TIRO AÉREO EM CANOAS

Marcos Pontes
Abril 2009

O café da manhã foi comum, ovos mexidos, salsichas ao molho, pão, queijo, suco de laranja. Saímos do rancho conversando sobre o jogo de futebol da noite passada e a paranóia da namorada do Motta que ligou vinte e três vezes para o cassino durante as duas horas que jogamos na quadra desenhada no hangar.

Para quem não sabe, “rancho” é como chamamos o restaurante da Base Aérea. Da mesma forma, “cassino” não tem nada a ver com aquele lugar cheio de luzes, fichas e pessoas jogando roleta e pôquer. Cassino é o hotel da Base.

Estávamos na Base Aérea de Canoas, no Rio Grande do Sul. Era o treinamento anual de Tiro Aéreo do Esquadrão Centauro, o 3º/10º Grupo de Aviação. Nossa casa, Santa Maria, RS, não era longe, apenas 20 minutos de vôo de Xavante, AT-26 (Aermacchi 326). Naquela época, em 1987, o velho jato ainda cumpria bem sua função de treinamento e ataque ao solo dentro da Força Aérea. Todos nós, pilotos de caça, Centauros dos Pampas, conhecíamos bem aquela máquina, dentro da qual permanecíamos, pelo menos, por 200 horas de vôo a cada ano.

O treinamento de tiro aéreo era uma das fases previstas no plano de treinamento anual do esquadrão e precisava ser feito sobre o mar, em um local adequado, protegido pela Marinha da presença de embarcações que, caso ali estivessem, poderiam ser atingidas por nossos tiros “caindo do céu” como uma chuva de chumbo! A campanha de tiro aéreo era um evento muito esperado por todos os pilotos. Decolávamos de Santa Maria com praticamente todos os aviões disponíveis na linha de vôo. Ficavam apenas aqueles que estavam no hangar da manutenção e alguns reservas. Além dos Xavantes, também trazíamos um avião de apoio carregado com equipamentos usados para o treinamento, como alvos, cabos de reboque, tinta, metralhadoras .50 e muita munição. Além disso, vinham também todos os materiais usuais de manutenção e toda a equipe de solo. Uma grande operação logística. O treinamento ocorria ao longo de 25 dias, em média, durante os quais ficavam hospedados na Base de Canoas cerca de 20 pilotos, 10 mecânicos, 10 especialistas de armamento, 10 homens de apoio, 12 Xavantes, e muita vontade de vencer a competição.

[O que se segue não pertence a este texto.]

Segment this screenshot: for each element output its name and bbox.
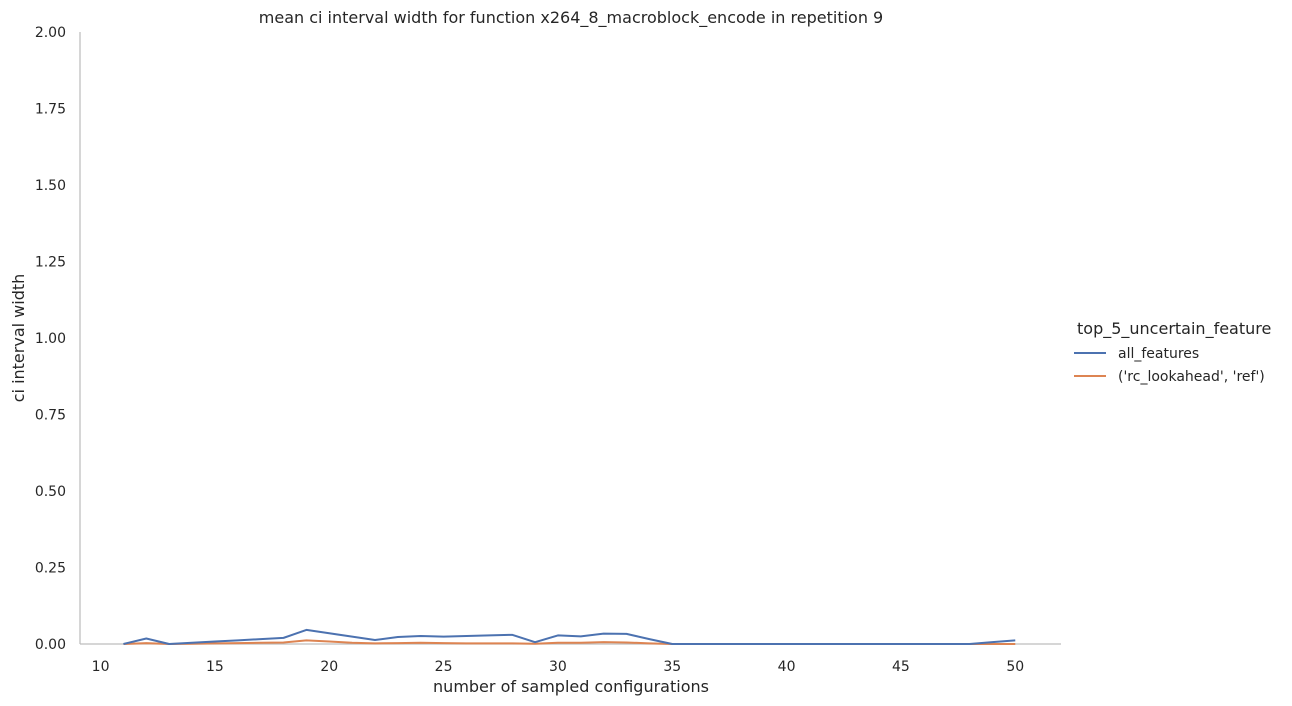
legend-items: all_features ('rc_lookahead', 'ref') (1074, 346, 1265, 385)
y-axis-label: ci interval width (9, 274, 28, 403)
y-tick-label: 1.50 (35, 178, 66, 194)
series-line-0 (123, 628, 1016, 645)
x-tick-label: 50 (1006, 659, 1024, 675)
legend-title: top_5_uncertain_feature (1077, 319, 1271, 339)
y-tick-label: 1.00 (35, 331, 66, 347)
y-tick-label: 0.50 (35, 484, 66, 500)
y-tick-label: 0.00 (35, 637, 66, 653)
x-tick-label: 40 (778, 659, 796, 675)
y-tick-label: 2.00 (35, 25, 66, 41)
y-tick-label: 0.75 (35, 408, 66, 424)
legend-label: all_features (1118, 346, 1199, 362)
x-axis-ticks: 10 15 20 25 30 35 40 45 50 (92, 659, 1025, 675)
x-tick-label: 10 (92, 659, 110, 675)
y-tick-label: 1.25 (35, 255, 66, 271)
series-lines (123, 628, 1016, 645)
x-tick-label: 45 (892, 659, 910, 675)
y-tick-label: 1.75 (35, 102, 66, 118)
x-tick-label: 15 (206, 659, 224, 675)
y-tick-label: 0.25 (35, 561, 66, 577)
legend: top_5_uncertain_feature all_features ('rc… (1074, 319, 1271, 385)
legend-label: ('rc_lookahead', 'ref') (1118, 369, 1265, 385)
y-axis-ticks: 0.00 0.25 0.50 0.75 1.00 1.25 1.50 1.75 2.00 (35, 25, 66, 653)
x-tick-label: 30 (549, 659, 567, 675)
chart-title: mean ci interval width for function x264… (259, 8, 883, 28)
x-tick-label: 20 (320, 659, 338, 675)
x-tick-label: 35 (663, 659, 681, 675)
x-tick-label: 25 (435, 659, 453, 675)
x-axis-label: number of sampled configurations (433, 677, 709, 696)
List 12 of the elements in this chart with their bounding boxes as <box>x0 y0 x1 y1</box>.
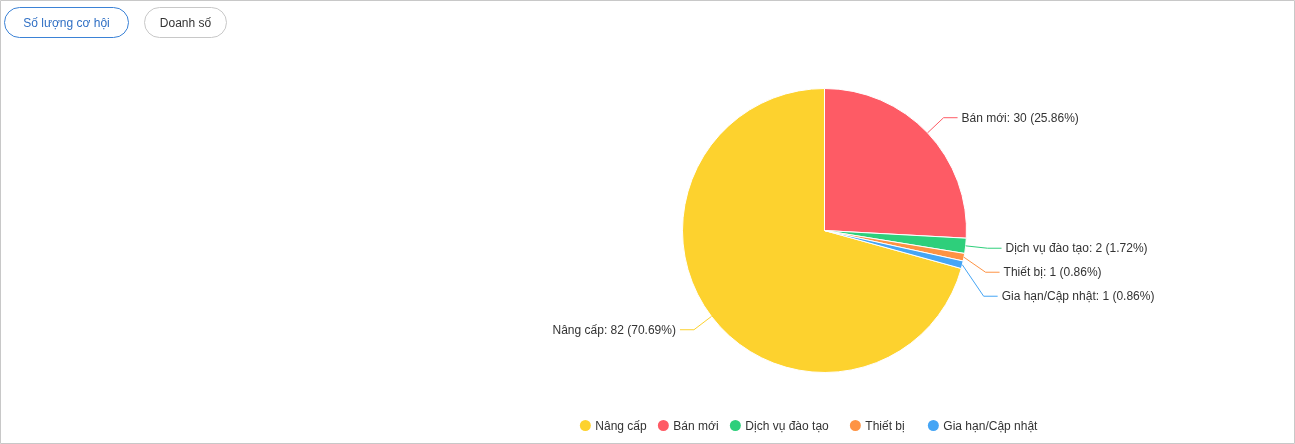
data-label: Bán mới: 30 (25.86%) <box>961 110 1079 125</box>
data-label: Nâng cấp: 82 (70.69%) <box>552 322 676 337</box>
legend-label: Bán mới <box>673 418 719 433</box>
data-label: Thiết bị: 1 (0.86%) <box>1003 265 1102 280</box>
text: Doanh số <box>159 15 212 30</box>
legend-label: Dịch vụ đào tạo <box>745 418 830 433</box>
data-label: Gia hạn/Cập nhật: 1 (0.86%) <box>1001 289 1155 304</box>
data-label: Dịch vụ đào tạo: 2 (1.72%) <box>1005 241 1148 256</box>
text: Số lượng cơ hội <box>23 15 110 30</box>
legend-label: Thiết bị <box>865 418 905 433</box>
legend-label: Gia hạn/Cập nhật <box>943 418 1039 433</box>
legend-label: Nâng cấp <box>595 418 648 433</box>
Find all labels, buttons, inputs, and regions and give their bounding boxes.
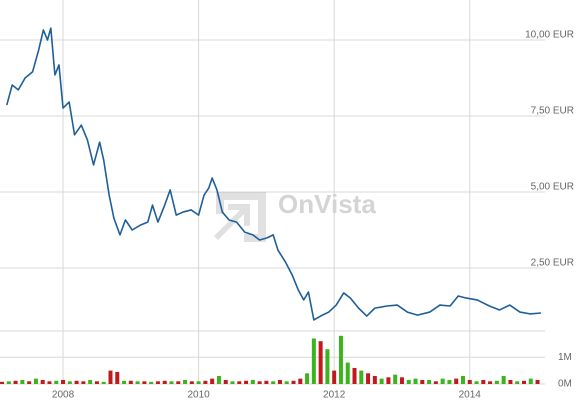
watermark-logo [214,192,266,242]
volume-bar [535,379,540,384]
volume-bar [271,381,276,384]
volume-bar [244,380,249,384]
y2-tick-label: 0M [558,379,572,390]
volume-bar [420,379,425,384]
volume-bar [345,362,350,384]
volume-bar [169,381,174,384]
volume-bar [440,378,445,384]
volume-bar [13,380,18,384]
volume-bar [61,379,66,384]
y-tick-label: 10,00 EUR [525,30,574,41]
volume-bar [264,380,269,384]
volume-bar [318,341,323,384]
volume-bar [223,379,228,384]
volume-bar [311,338,316,384]
volume-bar [33,378,38,384]
volume-bar [460,375,465,384]
volume-bar [135,381,140,384]
y-tick-label: 7,50 EUR [531,106,574,117]
volume-bar [454,378,459,384]
volume-bar [210,378,215,384]
volume-bar [128,380,133,384]
volume-bar [393,374,398,384]
volume-bar [47,381,52,384]
volume-bar [122,380,127,384]
volume-bar [521,380,526,384]
volume-bar [447,379,452,384]
watermark-text: OnVista [278,189,376,219]
volume-bar [494,380,499,384]
volume-bar [6,381,11,384]
volume-bar [94,381,99,384]
x-tick-label: 2014 [459,390,482,401]
volume-bar [474,381,479,384]
volume-bar [413,378,418,384]
volume-bar [189,381,194,384]
volume-bar [0,381,5,384]
volume-bar [203,380,208,384]
volume-bar [386,377,391,384]
grid [0,0,545,385]
volume-bar [40,379,45,384]
volume-bar [399,377,404,384]
volume-bar [54,380,59,384]
volume-bar [155,381,160,384]
volume-bar [515,381,520,384]
volume-bar [379,378,384,384]
volume-bar [101,381,106,384]
volume-bar [216,375,221,384]
volume-bar [250,379,255,384]
volume-bar [142,381,147,384]
volume-bar [81,381,86,384]
volume-bar [372,375,377,384]
volume-bar [488,381,493,384]
y-tick-label: 2,50 EUR [531,258,574,269]
y-tick-label: 5,00 EUR [531,182,574,193]
volume-bar [528,378,533,384]
x-tick-label: 2012 [323,390,346,401]
volume-bar [352,367,357,384]
volume-bar [284,381,289,384]
volume-bar [230,381,235,384]
volume-bar [359,370,364,384]
volume-bar [115,371,120,384]
volume-bar [196,381,201,384]
volume-bar [325,349,330,384]
volume-bar [183,379,188,384]
volume-bar [74,380,79,384]
volume-bar [67,381,72,384]
volume-bar [176,381,181,384]
volume-bar [406,379,411,384]
x-tick-label: 2010 [187,390,210,401]
volume-bar [237,381,242,384]
volume-bar [338,335,343,384]
x-tick-label: 2008 [52,390,75,401]
volume-bar [508,379,513,384]
volume-bar [27,381,32,384]
volume-bar [467,379,472,384]
volume-bar [88,379,93,384]
volume-bar [162,380,167,384]
volume-bar [501,375,506,384]
volume-bar [20,379,25,384]
volume-bar [427,379,432,384]
y2-tick-label: 1M [558,352,572,363]
price-line [6,27,541,321]
volume-bar [291,380,296,384]
volume-bar [366,373,371,384]
volume-bar [481,379,486,384]
volume-bar [433,381,438,384]
volume-bar [332,370,337,384]
volume-bar [108,370,113,384]
volume-bar [298,378,303,384]
volume-bar [257,381,262,384]
volume-bar [305,373,310,384]
volume-bar [277,379,282,384]
volume-bars [0,335,540,384]
volume-bar [149,381,154,384]
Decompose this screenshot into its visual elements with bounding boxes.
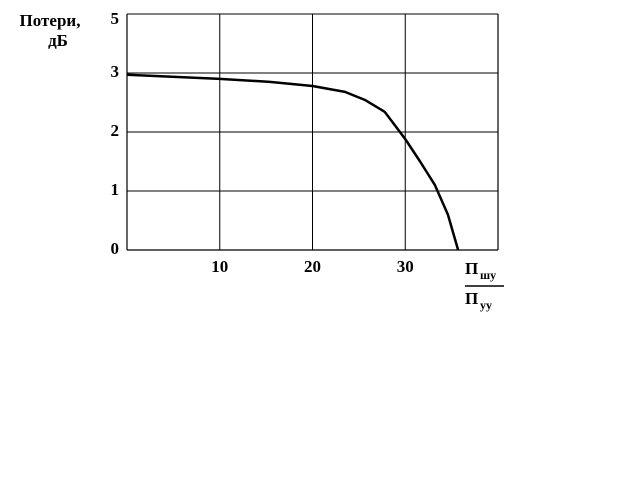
x-tick-label: 10: [211, 257, 228, 276]
y-tick-label: 5: [111, 9, 120, 28]
y-axis-label: дБ: [48, 31, 68, 50]
x-label-numerator: П: [465, 259, 478, 278]
x-axis-label: П шу П уу: [465, 259, 504, 312]
x-tick-label: 20: [304, 257, 321, 276]
y-axis-label: Потери,: [20, 11, 81, 30]
y-tick-label: 1: [111, 180, 120, 199]
y-tick-label: 2: [111, 121, 120, 140]
x-label-denominator-sub: уу: [480, 298, 492, 312]
x-tick-label: 30: [397, 257, 414, 276]
line-series: [126, 73, 460, 251]
y-tick-label: 0: [111, 239, 120, 258]
y-tick-label: 3: [111, 62, 120, 81]
x-label-denominator: П: [465, 289, 478, 308]
x-label-numerator-sub: шу: [480, 268, 496, 282]
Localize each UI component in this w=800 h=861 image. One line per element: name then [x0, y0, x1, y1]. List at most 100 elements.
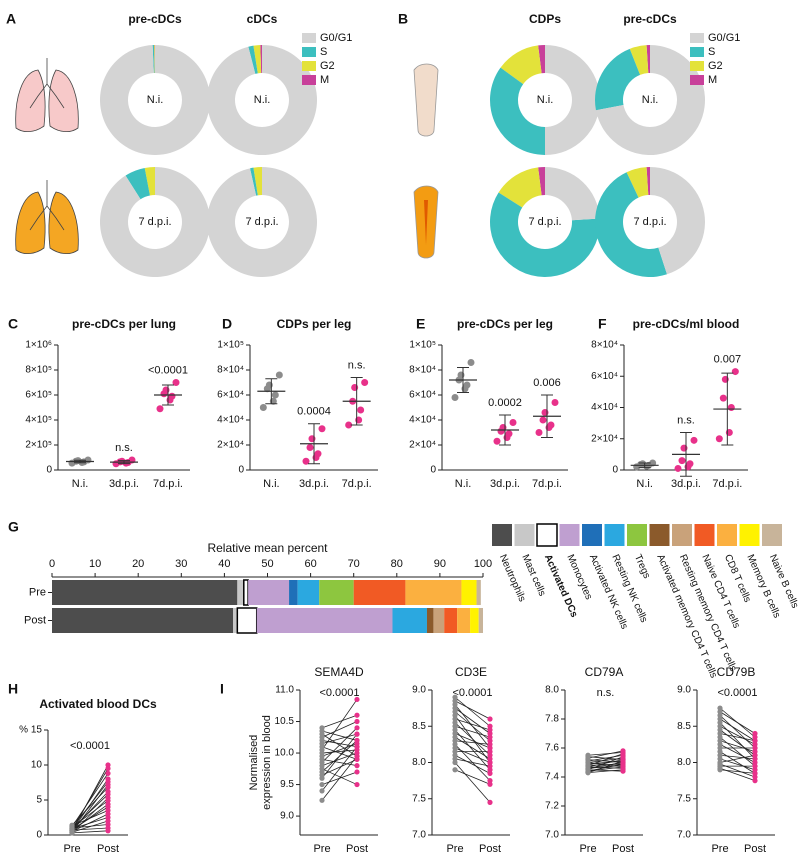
data-point — [752, 778, 758, 784]
bar-segment — [444, 608, 458, 633]
data-point — [487, 778, 493, 784]
data-point — [717, 738, 723, 744]
x-tick-label: N.i. — [263, 478, 280, 490]
bar-segment — [248, 580, 290, 605]
pair-line — [719, 725, 756, 745]
donut-segment — [206, 45, 317, 155]
pair-line — [71, 817, 109, 830]
pair-line — [454, 729, 491, 771]
y-tick-label: Pre — [29, 586, 46, 598]
legend-label: G0/G1 — [320, 32, 352, 44]
legend-swatch — [690, 75, 704, 85]
y-tick-label: 4×10⁴ — [409, 415, 436, 426]
annotation: 0.0004 — [297, 406, 331, 418]
sd-bar — [638, 462, 651, 469]
y-tick-label: 11.0 — [275, 685, 294, 696]
data-point — [487, 716, 493, 722]
data-point — [319, 797, 325, 803]
pair-line — [454, 733, 491, 749]
legend-swatch — [302, 75, 316, 85]
panel-label: E — [416, 316, 425, 332]
data-point — [717, 745, 723, 751]
legend-swatch — [302, 61, 316, 71]
data-point — [319, 781, 325, 788]
data-point — [318, 425, 326, 433]
y-tick-label: 8×10⁴ — [409, 365, 436, 376]
donut-segment — [144, 167, 155, 196]
pair-line — [71, 827, 109, 831]
data-point — [452, 712, 458, 718]
panel-label: I — [220, 681, 224, 697]
data-point — [319, 725, 325, 731]
data-point — [452, 767, 458, 773]
chart-title: pre-cDCs per lung — [72, 317, 176, 331]
y-axis-label: Normalised — [248, 735, 260, 791]
bar-segment — [353, 580, 406, 605]
pair-line — [587, 769, 624, 774]
data-point — [452, 709, 458, 715]
bar-segment — [237, 580, 244, 605]
pair-line — [587, 763, 624, 766]
donut-center-label: 7 d.p.i. — [138, 216, 171, 228]
legend-swatch — [492, 524, 512, 546]
data-point — [674, 464, 682, 472]
pair-line — [321, 752, 358, 767]
data-point — [354, 696, 360, 703]
donut-segment — [545, 167, 600, 221]
pair-line — [719, 718, 756, 742]
y-tick-label: 0 — [430, 465, 436, 476]
y-tick-label: 8×10⁴ — [217, 365, 244, 376]
panel-label: C — [8, 316, 18, 332]
annotation: 0.006 — [533, 377, 561, 389]
data-point — [487, 741, 493, 747]
donut-segment — [498, 167, 542, 208]
y-tick-label: 7.2 — [545, 801, 559, 812]
data-point — [452, 752, 458, 758]
pair-line — [454, 740, 491, 745]
pair-line — [719, 740, 756, 753]
x-tick-label: 7d.p.i. — [712, 478, 742, 490]
bar-segment — [405, 580, 462, 605]
y-tick-label: 7.6 — [545, 743, 559, 754]
pair-line — [71, 810, 109, 827]
pair-line — [71, 781, 109, 829]
legend-swatch — [690, 33, 704, 43]
pair-line — [587, 754, 624, 762]
data-point — [452, 698, 458, 704]
pair-line — [719, 751, 756, 774]
x-tick-label: Pre — [446, 843, 463, 855]
legend-label: Tregs — [632, 553, 652, 580]
data-point — [752, 759, 758, 766]
donut-center-label: N.i. — [254, 94, 271, 106]
legend-swatch — [302, 47, 316, 57]
pair-line — [587, 756, 624, 771]
pair-line — [719, 754, 756, 760]
data-point — [487, 727, 493, 733]
sd-bar — [162, 384, 174, 406]
data-point — [452, 734, 458, 740]
y-tick-label: 9.5 — [280, 779, 294, 790]
y-tick-label: 6×10⁴ — [217, 390, 244, 401]
y-tick-label: 4×10⁴ — [591, 402, 618, 413]
x-tick-label: 7d.p.i. — [153, 478, 183, 490]
sd-bar — [457, 367, 469, 393]
donut-segment — [538, 167, 545, 196]
y-tick-label: 8.0 — [545, 685, 559, 696]
pair-line — [321, 758, 358, 767]
donut-segment — [253, 166, 262, 196]
y-unit: % — [19, 725, 28, 736]
y-tick-label: 0 — [238, 465, 244, 476]
x-tick-label: 7d.p.i. — [342, 478, 372, 490]
data-point — [451, 394, 459, 401]
data-point — [452, 759, 458, 766]
x-tick-label: 3d.p.i. — [109, 478, 139, 490]
y-tick-label: 6×10⁵ — [25, 390, 52, 401]
y-tick-label: 7.4 — [545, 772, 559, 783]
donut-center-label: N.i. — [537, 94, 554, 106]
data-point — [345, 421, 353, 429]
data-point — [452, 705, 458, 711]
data-point — [731, 368, 739, 376]
pair-line — [454, 754, 491, 774]
donut-segment — [152, 45, 155, 74]
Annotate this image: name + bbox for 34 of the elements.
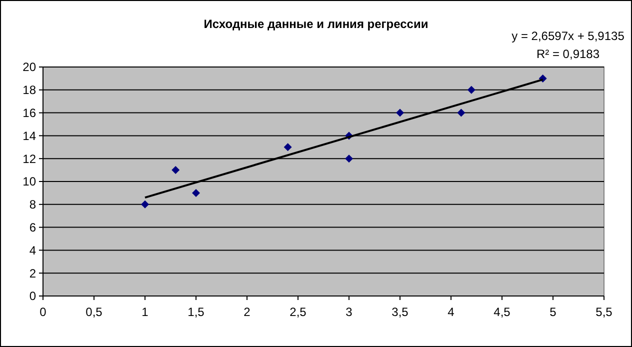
point (396, 108, 404, 117)
x-tick-label: 2,5 (290, 305, 307, 319)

No caminho do rancho para o hangar, além das gozações com a performance do Motta no jogo de futebol e o desespero de sua namorada, que provavelmente achava que ele estava passeando em Porto Alegre com alguma gaúcha tipo “top model”, também falávamos sobre como seria a missão daquela manhã.

– Atenção para não atirar enfiado, sem ângulo, atrás do alvo! – dizia Motta ilustrando a posição com as mãos imitando o alvo e o avião – O Portz quase me acertou quando eu estava rebocando ontem!

– Tem razão! Vamos ter cuidado com a segurança! Nada de “faca na boca” no circuito de tiro! – completou Matta, que era o piloto mais experiente da esquadrilha.

– Por falar em segurança, alguém já viu a previsão meteorológica para a área esta manhã? – perguntei.

Todos se entreolharam, mas não houve resposta.

Nossa conversa era interrompida de tempos em tempos pelo ruído dos jatos decolando e pousando em esquadrilhas de quatro aviões. O ar agradável da manhã de céu azul, típica do inverno dos Pampas, nos enchia de prazer e expectativa de um bom vôo, mas naquele dia, havia um “friozinho incomum na barriga”. A medida que nos aproximávamos do hangar, o assunto ia se concentrando nas técnicas, procedimentos e possibilidades do vôo que estávamos para realizar. A esquadrilha estava quase toda ali, caminhando junto, já em preparação para o que aconteceria no ar: eu (o número 3, ala direito, da esquadrilha), o Matta (o líder), o Motta (o número 2, ala esquerdo) e o Marino (número 4, o ferrolho). Faltava apenas o Mac, que voaria o avião reboque do alvo.

Chegamos ao hangar quinze minutos antes do horário previsto para o briefing. A movimentação era intensa. Tratores puxando pesadas fontes externas (geradores de energia elétrica movidos a Diesel, para a partida dos aviões), caminhões de combustível, carretas carregadas de munição, mecânicos, etc.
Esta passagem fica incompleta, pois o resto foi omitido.